Hometown:Ambler, Pennsylvania


  • Pennsylvania State University; Finance

Job: Corporate Transactional Associate, Hogan Lovells

Program: Full-Time Day

Law School Lessons

Do not be afraid to ask questions. I feel very strongly that my success at Temple came as a result of the freedom I felt to ask questions both in and out of class. Law school can be an intimidating place and it is not easy to intentionally single yourself out when asking what you may think is a silly question. If there is something you do not understand, that you want the professor to repeat, or if you simply want to rephrase the rule in a way that makes sense to you, go for it. Most of the time, not only will it benefit you but it will also benefit the other students in class. (But make sure you are not going overboard with your questions. Find that happy medium)

Faculty Impact

I want to start off by saying that I have been extraordinarily impressed with the entire Temple Law faculty throughout my time here. The open-door policy that Temple practices really does foster an environment of easy and open communication from student to faculty. That being said, there are a few professors that firmly stand out in positively influencing my legal education. 

Professor Andy Monroe is an absolute joy to have as a professor and mentor. I was fortunate enough to take her Tax I class, act as a teaching assistant in the same course, and help out during the ITS (Intro to Transactional Skills) workshops held each year. She provides an invaluable resource both in a teaching capacity as well as in the compassion and empathy she expresses toward the students.

Professor Harwell Wells embodied those characteristics that I always wanted to see in a law school professor. In addition to taking Property and Unincorporated Business Organizations with Professor Wells, he acted as my Temple Law Review Faculty Advisor. I was always excited for his classes. There was something about his ability to guide the class, break the seemingly complex material down, and throw in a little humor here and there to keep things fun that helped make my time at Temple one that I will look back on fondly.

I firmly believe that Professor Tom Lin is one of the best “showmen” there is at Temple.
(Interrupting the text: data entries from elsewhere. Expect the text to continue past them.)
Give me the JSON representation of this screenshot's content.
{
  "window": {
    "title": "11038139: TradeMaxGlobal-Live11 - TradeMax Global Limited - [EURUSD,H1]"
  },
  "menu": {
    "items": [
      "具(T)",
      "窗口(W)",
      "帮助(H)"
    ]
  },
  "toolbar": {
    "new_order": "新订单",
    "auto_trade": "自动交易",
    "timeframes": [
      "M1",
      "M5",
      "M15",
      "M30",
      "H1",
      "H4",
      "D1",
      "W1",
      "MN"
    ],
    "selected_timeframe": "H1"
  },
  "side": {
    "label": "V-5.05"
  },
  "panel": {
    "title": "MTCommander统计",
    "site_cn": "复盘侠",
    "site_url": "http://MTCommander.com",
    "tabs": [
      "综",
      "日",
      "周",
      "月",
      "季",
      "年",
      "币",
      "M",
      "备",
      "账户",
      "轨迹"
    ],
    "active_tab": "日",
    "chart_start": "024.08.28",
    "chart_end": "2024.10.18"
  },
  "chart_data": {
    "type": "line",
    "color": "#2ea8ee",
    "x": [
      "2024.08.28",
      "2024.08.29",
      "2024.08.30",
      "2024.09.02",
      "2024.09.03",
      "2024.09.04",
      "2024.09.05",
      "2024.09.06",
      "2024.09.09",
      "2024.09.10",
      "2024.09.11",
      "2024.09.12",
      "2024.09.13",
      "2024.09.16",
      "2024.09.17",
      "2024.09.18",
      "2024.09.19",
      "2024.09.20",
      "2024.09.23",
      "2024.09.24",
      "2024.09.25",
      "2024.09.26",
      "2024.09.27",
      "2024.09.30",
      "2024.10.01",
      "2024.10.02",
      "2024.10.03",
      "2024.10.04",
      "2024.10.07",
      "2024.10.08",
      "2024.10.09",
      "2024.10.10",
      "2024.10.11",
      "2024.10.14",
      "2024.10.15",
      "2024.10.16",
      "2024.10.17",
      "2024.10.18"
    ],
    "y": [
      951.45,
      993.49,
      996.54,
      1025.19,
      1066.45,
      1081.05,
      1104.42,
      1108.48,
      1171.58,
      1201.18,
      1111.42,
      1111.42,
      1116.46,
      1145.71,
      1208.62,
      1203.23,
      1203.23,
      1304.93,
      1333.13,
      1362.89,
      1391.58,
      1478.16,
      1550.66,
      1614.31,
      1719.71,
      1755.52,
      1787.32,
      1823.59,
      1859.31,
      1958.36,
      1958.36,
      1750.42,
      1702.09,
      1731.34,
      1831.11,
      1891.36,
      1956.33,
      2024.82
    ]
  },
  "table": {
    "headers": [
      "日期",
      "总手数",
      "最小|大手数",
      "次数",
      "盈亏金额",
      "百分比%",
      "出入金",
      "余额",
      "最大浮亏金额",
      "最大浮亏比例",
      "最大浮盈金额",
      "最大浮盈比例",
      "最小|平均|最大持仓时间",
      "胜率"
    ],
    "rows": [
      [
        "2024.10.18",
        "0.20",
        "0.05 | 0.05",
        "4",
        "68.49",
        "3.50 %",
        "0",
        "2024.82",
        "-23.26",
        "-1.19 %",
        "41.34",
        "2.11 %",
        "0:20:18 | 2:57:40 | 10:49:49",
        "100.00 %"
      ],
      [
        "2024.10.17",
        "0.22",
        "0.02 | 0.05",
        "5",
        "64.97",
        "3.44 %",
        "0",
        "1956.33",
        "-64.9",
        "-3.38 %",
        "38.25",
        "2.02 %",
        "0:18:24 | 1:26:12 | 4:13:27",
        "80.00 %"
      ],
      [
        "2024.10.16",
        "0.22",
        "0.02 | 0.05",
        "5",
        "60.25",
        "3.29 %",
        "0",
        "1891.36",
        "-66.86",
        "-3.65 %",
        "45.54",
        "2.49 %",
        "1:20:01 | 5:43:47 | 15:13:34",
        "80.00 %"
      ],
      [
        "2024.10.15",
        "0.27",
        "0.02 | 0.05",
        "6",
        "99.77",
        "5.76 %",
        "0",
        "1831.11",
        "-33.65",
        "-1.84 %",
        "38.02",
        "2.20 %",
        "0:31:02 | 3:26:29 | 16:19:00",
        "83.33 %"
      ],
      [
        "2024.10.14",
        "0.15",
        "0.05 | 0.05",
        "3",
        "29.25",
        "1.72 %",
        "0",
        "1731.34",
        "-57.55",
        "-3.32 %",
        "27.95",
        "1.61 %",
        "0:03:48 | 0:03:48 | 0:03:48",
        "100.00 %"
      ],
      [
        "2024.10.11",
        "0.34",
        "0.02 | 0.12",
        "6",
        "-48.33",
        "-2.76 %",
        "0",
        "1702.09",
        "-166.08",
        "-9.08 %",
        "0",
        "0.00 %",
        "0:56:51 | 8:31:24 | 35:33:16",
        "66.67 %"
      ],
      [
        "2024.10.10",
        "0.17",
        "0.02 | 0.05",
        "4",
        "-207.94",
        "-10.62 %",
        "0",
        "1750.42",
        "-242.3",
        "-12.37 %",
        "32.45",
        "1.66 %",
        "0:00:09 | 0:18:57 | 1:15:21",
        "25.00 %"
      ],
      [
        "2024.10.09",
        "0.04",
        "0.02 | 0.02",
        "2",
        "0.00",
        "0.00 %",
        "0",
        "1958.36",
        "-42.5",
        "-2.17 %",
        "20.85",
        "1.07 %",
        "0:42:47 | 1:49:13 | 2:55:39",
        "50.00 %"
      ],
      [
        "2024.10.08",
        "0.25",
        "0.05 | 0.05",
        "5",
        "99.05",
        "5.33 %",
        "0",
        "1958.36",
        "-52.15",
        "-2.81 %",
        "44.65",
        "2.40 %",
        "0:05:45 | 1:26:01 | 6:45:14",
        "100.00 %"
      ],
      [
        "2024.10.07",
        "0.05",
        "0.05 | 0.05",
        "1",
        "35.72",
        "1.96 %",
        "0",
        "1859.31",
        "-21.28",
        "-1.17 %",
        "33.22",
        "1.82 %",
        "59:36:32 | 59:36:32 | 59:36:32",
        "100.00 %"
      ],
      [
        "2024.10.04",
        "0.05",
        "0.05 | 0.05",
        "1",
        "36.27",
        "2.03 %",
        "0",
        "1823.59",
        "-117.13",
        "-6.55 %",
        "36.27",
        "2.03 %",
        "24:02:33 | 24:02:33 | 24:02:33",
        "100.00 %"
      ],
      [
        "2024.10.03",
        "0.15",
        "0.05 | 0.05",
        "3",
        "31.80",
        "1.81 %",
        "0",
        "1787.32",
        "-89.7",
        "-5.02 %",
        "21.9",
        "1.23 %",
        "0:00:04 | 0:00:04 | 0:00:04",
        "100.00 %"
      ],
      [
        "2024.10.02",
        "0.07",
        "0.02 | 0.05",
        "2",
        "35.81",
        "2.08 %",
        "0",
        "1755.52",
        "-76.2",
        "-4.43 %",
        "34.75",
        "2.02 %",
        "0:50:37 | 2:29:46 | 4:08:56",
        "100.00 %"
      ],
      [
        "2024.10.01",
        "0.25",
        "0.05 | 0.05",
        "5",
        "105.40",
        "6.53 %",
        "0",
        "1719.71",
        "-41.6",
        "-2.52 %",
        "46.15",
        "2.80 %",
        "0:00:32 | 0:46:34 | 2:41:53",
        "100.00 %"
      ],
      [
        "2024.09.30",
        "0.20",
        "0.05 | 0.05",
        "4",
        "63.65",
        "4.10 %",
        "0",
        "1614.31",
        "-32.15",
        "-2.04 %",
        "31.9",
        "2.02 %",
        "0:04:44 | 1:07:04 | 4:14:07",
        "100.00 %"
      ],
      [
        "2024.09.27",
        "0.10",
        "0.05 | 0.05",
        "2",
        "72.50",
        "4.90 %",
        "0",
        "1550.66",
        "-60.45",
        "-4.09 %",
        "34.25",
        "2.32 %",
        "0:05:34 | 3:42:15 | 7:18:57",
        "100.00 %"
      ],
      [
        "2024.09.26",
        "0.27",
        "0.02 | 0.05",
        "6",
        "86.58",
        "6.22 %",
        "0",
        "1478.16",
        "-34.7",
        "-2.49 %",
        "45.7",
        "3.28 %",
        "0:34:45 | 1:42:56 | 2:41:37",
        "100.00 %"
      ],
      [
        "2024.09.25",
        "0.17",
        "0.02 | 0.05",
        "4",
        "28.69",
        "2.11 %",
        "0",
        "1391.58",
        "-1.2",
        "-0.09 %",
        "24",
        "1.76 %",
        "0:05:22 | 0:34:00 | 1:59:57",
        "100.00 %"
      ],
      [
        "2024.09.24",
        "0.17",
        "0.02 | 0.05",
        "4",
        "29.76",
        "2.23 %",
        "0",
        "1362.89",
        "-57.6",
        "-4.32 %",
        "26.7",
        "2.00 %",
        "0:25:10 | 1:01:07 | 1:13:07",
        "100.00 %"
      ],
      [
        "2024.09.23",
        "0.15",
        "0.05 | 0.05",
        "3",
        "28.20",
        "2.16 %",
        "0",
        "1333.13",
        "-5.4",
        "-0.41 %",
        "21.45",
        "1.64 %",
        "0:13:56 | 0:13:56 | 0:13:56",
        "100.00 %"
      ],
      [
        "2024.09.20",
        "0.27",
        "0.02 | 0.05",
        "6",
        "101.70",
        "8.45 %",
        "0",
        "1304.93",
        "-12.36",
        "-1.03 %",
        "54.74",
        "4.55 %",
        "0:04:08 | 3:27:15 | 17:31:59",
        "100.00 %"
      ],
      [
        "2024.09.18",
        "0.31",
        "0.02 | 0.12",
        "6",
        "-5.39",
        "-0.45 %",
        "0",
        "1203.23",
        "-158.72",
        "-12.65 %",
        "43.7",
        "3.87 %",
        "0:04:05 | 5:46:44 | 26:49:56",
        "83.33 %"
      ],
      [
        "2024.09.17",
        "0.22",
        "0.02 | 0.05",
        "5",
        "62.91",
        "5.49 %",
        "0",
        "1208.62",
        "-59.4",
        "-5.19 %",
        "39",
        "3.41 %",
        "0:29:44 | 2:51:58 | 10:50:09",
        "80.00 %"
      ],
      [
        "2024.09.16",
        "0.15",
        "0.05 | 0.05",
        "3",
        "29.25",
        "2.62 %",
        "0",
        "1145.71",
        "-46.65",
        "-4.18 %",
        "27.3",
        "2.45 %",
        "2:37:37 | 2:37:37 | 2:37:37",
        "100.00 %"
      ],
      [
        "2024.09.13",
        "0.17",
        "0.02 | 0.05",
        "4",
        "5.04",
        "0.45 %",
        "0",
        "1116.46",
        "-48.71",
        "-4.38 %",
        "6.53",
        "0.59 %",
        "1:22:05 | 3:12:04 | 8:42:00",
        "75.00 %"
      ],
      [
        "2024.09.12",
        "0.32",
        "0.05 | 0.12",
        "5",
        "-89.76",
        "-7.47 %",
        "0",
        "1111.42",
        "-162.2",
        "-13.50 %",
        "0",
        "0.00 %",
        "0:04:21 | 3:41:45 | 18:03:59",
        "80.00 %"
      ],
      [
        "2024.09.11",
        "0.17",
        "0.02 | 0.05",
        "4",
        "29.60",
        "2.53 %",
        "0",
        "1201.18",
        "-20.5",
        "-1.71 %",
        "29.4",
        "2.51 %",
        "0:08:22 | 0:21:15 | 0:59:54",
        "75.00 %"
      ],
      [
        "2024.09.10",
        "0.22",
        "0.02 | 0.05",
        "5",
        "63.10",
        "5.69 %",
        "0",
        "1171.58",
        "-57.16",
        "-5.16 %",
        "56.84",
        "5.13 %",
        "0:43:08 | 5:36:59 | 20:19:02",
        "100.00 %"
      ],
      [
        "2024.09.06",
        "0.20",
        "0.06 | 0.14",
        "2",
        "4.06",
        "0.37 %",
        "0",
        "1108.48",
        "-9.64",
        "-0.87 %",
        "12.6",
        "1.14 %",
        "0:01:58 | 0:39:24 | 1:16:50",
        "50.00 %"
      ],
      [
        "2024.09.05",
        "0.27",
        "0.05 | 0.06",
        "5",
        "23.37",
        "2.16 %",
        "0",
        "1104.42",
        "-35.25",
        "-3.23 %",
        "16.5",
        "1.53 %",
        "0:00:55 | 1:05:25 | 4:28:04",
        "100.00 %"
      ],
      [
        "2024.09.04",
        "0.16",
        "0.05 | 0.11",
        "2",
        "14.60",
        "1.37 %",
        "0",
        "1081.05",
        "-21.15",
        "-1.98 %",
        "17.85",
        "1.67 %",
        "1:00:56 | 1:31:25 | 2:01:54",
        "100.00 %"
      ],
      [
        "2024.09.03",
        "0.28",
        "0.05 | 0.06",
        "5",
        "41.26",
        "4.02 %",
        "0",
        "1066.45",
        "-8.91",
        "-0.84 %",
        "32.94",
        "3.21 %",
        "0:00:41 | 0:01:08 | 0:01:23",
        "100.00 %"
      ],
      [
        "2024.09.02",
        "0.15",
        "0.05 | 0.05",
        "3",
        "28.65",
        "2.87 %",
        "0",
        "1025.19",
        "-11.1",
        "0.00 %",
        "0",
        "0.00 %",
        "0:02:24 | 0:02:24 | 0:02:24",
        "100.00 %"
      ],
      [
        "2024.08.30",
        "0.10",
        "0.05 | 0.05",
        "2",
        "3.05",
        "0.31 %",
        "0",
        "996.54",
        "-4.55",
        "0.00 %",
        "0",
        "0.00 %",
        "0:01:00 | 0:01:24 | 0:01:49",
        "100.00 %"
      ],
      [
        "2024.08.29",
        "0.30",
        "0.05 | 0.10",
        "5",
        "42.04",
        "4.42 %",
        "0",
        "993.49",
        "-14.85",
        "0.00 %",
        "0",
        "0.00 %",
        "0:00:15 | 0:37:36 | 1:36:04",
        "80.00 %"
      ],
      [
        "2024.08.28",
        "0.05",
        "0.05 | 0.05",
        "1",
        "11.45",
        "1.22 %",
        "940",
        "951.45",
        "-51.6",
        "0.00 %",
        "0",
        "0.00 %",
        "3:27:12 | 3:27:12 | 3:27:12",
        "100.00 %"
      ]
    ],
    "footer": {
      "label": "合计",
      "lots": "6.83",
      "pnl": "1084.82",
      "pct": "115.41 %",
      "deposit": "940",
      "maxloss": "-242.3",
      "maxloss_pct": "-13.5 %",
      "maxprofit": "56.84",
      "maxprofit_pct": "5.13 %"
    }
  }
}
By that, I mean his lectures were engaging and the preparation he put into each one showed and was appreciated. I had Professor Lin for Corporations, Securities Regulation, and Corporate Scandals & Crises. I would have taken more of his classes, but those were all he taught. My interest is in the business law field and Professor Lin was able to provide me with some of the working knowledge and skills necessary to start my legal career on the right footing. As an aside, his Corporate Scandals & Crises class was arguably my favorite class at Temple.

Temple Law Community

I look back on my time as a Teaching Assistant for Contracts, ITS, and Tax I as some of my favorite memories at Temple. Being able to interact with the 1L students as they navigate their way through the first chapter of their law school career and (hopefully) be of some help was extremely rewarding. More than that though, I was glad that these positions provided me with the opportunity to meet and interact with more of the students here. I made some great friends during my office hours that I look forward to staying close with.

Looking Back

I wish I had taken advantage of office hours earlier on during my time at Temple; those held by professors and those held by teaching assistants. Office hours can provide you with a supplemental setting to work through the material with the benefit of having either the professor or a teaching assistant to help steer you toward what you should be pulling out of the lectures and readings. After not taking advantage of these resources during my first semester, I quickly learned from my mistake and began incorporating office hours into my normal study/review routine. Also, make sure you take plenty of practice exams under simulated time constraints. Knowing how to answer the exam questions in the allotted time as well as understanding how to pace yourself is important to earning a good grade.